Degni di nota l'Ospedale di S.Giovanni Battista, la Casa Torre della Comunità e la chiesa parrocchiale di S.Maria Assunta con pianta a croce latina all'interno si trova una Madonna del Buon Consiglio del XVII secolo e una statua lignea di S.Antonio del XVII secolo.
Nell'adiacente chiesa della Confraternita della SS.Trinità e S.Bernardino si trovano pregievoli opere di scuola senese attribuite a Pietro di Francesco Orioli, Giovanni di Paolo, Domenico Beccafumi, Duccio di Buoninsegna, Sano di Pietro, Domenico Manetti e Giampaolo Pisani.
Sulla strada che porta a Montisi si trova la Pieve di Santo Stefano a Cennano.
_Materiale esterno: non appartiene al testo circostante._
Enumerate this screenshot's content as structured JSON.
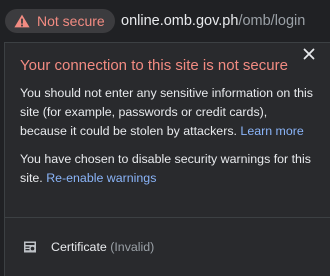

In origine tempio etrusco e poi romano la Chiesa fu costruita , in pietra arenaria, verso la seconda metà del XII secolo.
La zona è stata certamente insediamento etrusco come rilevato da molti ritrovamenti di tombe, urne cinerarie ed iscrizioni etrusche.
Fu "chiesa madre" sotto la cui giurisdizione dipendevano le chiese di S.Flora e S.Maria in Montisi, S.Giusto in Castelmuzio, S.Giorgio in Petroio ed il Monastero di S.Pellegrino in Passeno a Castelmuzio.
Nei secoli XIV e XV inizia la lenta decadenza della Pieve per il radicale cambiamento della vita nelle campagne, sino al totale abbandono. Oggi, restaurata, maestosa e semplice nel suo stile romanico.